Des manifestants en colère ont lancé un sit-in dans la société publique de phosphate Gafsa, bloquant la production nationale. Les Tunisiens organisent des manifestations de sit-in, qui ont contribué à créer l’État démocratique actuel en 2011, pour exiger des emplois alors que les taux de chômage élevés persistent dans le pays.
Le gouvernement tunisien a prolongé son état d’urgence mercredi pour lutter contre la propagation du COVID-19, mais les manifestations se sont poursuivies alors que des citoyens frustrés affrontent la puissante élite du pays. Les manifestations sont parfois devenues violentes. La ville de Jilma, dans le centre de la Tunisie, a été témoin de violentes manifestations alors que des jeunes se heurtaient à la police et allumaient des incendies.

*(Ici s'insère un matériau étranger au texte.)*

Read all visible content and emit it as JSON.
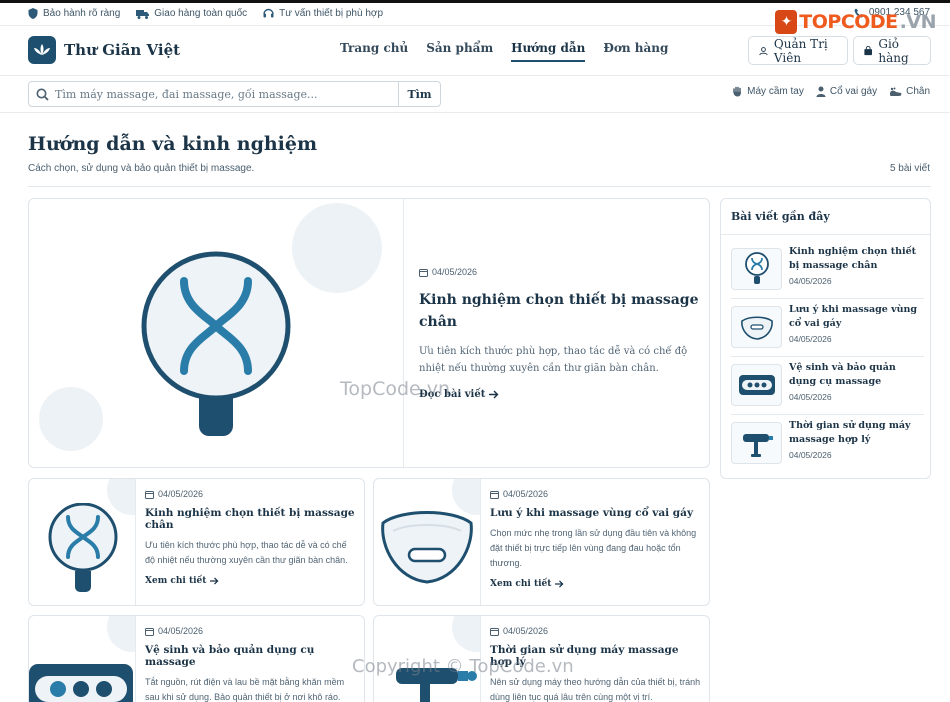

Pourtant, les grèves et les manifestations ne se limitent pas aux jeunes privés de leurs droits. Des professionnels tels que des avocats et des médecins ont également lancé des manifestations, réclamant de meilleures conditions de travail.
Le syndicat national de la magistrature tunisienne a décidé jeudi de prolonger sa grève,. Le syndicat prévoit une réunion samedi pour résoudre les doléances des magistrats qui recherchent de meilleures conditions de travail et de salaires.
Les journalistes sont également de plus en plus exaspérés par le gouvernement, le Premier ministre Hichem Mechichi refusant de publier une nouvelle convention-cadre collective pour les journalistes. Mechichi a déclaré qu’il travaillait avec les syndicats pour résoudre le problème, mais beaucoup accusent le gouvernement de «faire chanter» les syndicats de journalistes.
Les pénuries de produits de base tels que le gaz et l’huile végétale subventionnée pour la cuisine ont rendu la vie de plus en plus difficile à de nombreuses personnes dans les provinces tunisiennes. L’absence de ces produits de première nécessité s’est entrelacée avec les craintes à long terme d’un chômage croissant, de la corruption et d’une absence de réaction générale du gouvernement.
À bien des égards, la Tunisie traverse simplement les premières phases difficiles d’une démocratie. La transition d’un gouvernement autocratique à un gouvernement qui répond aux besoins des citoyens est un processus difficile et souvent frustrant, où les manifestations sont un moyen important d’exprimer les doléances publiques.
Pourtant, la Tunisie vit cette phase transitoire au milieu d’une pandémie mondiale et de ses retombées économiques, qui ont intensifié tant les griefs que les protestations. Le pays a de nouveau été dégradé par Fitch Ratings lundi, qui s’attend désormais à des perspectives négatives pour un proche avenir.
Le gouvernement technocratique tunisien a tenté de dépasser les clivages partisans et les blocages politiques, mais n’a pas encore répondu aux attentes de croissance économique et d’améliorations tangibles des niveaux de vie.